Non appena Heska si fu allontanata, accompagnata da Ja’Nihr, Howe si concesse un istante di respiro per prepararsi alla mossa seguente. E, quando si sentì pronto, agì con la destra sulla propria protesi al fine di sganciarla dal resto della propria carne, liberandosi il braccio che ancora gli era rimasto e, subito, allontanandosi, subito proiettandosi più lontano possibile da lì, nella consapevolezza di quanto, senza il suo diretto controllo, le dita della mano artificiale non avrebbero mantenuto la giusta pressione ancora per molto. In ciò, quindi, egli fece giusto in tempo a compiere non più di tre passi prima che la mina deflagrasse e, nell’irruenza di quell’esplosione, egli stesso si ritrovasse catapultato violentemente in avanti, contro un albero non distante, ritrovandosi un po’ contuso, in parte stordito, ma, fortunatamente, ancora vivo.
Conseguenza indiretta di quanto accadde, fu indubbiamente quella di offrire, in maniera indubbiamente chiara, un segnale, un riferimento spaziale per permettere a tutti di accorrere in direzione di quel punto, ovunque essi fossero all’interno dell’amplia oasi lì edificata. Così, in breve tempo, al gruppetto in tal maniera già riunificatosi composto da Ja’Nihr, Howe e Heska, ebbero ad aggiungersi, in ordine sparso, quasi tutti gli altri loro compagni, con la sola eccezione rappresentata da tre, fondamentali elementi: Lys’sh, che pur mai avrebbe potuto non udire la detonazione avvenuta, Desmair e, soprattutto, Midda. Un’assenza, la loro, di cui pur alcuno fra gli altri ebbe a sorprendersi, giacché tutti loro avrebbero avuto a doversi considerare perfettamente consapevoli della direzione verso la quale i tre si erano sicuramente già diretti e, in ciò, del luogo ove avrebbero potuto raggiungerli, ove avrebbero potuto trovarli. Se, infatti, in una situazione al pari di quella venutasi a creare, le abilità di cacciatrice di Ja’Nihr non avrebbero potuto ovviare a essere impiegate al fondamentale scopo di ritrovare e radunare tutti i propri compagni, guidandoli, poi, sino al conflitto; le sovrumane capacità di Lys’sh sarebbero necessariamente state spese, in tutto ciò, per individuare, nel dettaglio, i due elementi più coriacei della loro squadra per guidarli, poi, a intrattenere il loro antagonista, il loro avversario, per tutto il tempo che sarebbe stato utile, necessario, agli altri per raggiungerli.

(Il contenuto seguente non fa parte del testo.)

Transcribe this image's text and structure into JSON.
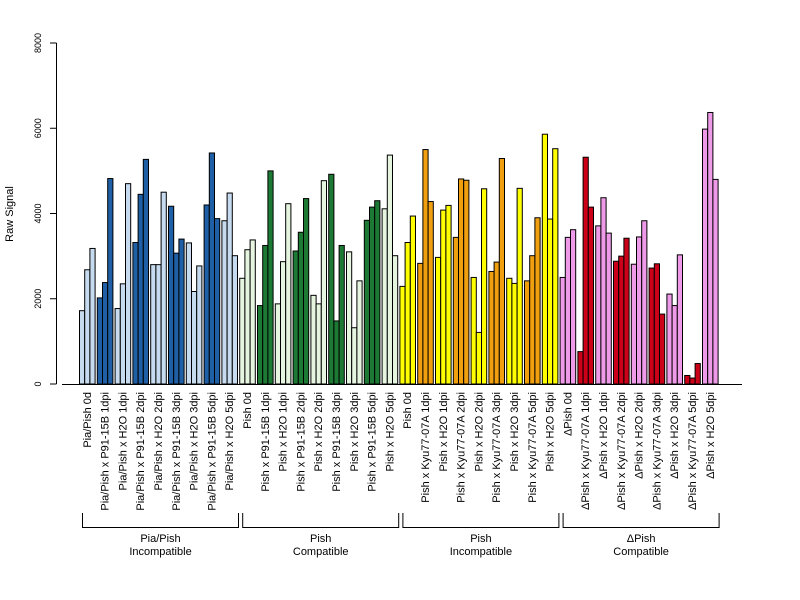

Un’azione di copertura, quindi, un diversivo, utile a garantire a tutti loro la possibilità di riunirsi, la possibilità di riorganizzarsi, e di farlo, ovviamente, nel minor tempo possibile, giacché, se pur, in tal maniera, la violenza di Kah sarebbe stata allor impegnata in altra direzione, difficile sarebbe stato, soltanto per tre fra loro, riuscire a intrattenerlo a lungo.
Nel mentre in cui, quindi, la maggior parte della squadra si riuniva attratta dal richiamo dell’esplosione; l’ofidiana, guidata dal proprio straordinario senso dell’olfatto, aveva già avuto successo nel ritrovare tanto Desmair, quanto Midda, e li stava allor guidando alla volta della posizione di Kah, là dove, almeno per loro, la battaglia iniziale avrebbe avuto luogo un po’ prima rispetto agli altri…

« Quel boato non promette nulla di buono… » osservò il flegetauno, in un filo di voce, in quella che, per quanto sicuramente egli lo avrebbe negato fermamente, avrebbe avuto a doversi riconoscere qual l’evidenza di una certa preoccupazione da parte sua, in direzione dei loro compagni.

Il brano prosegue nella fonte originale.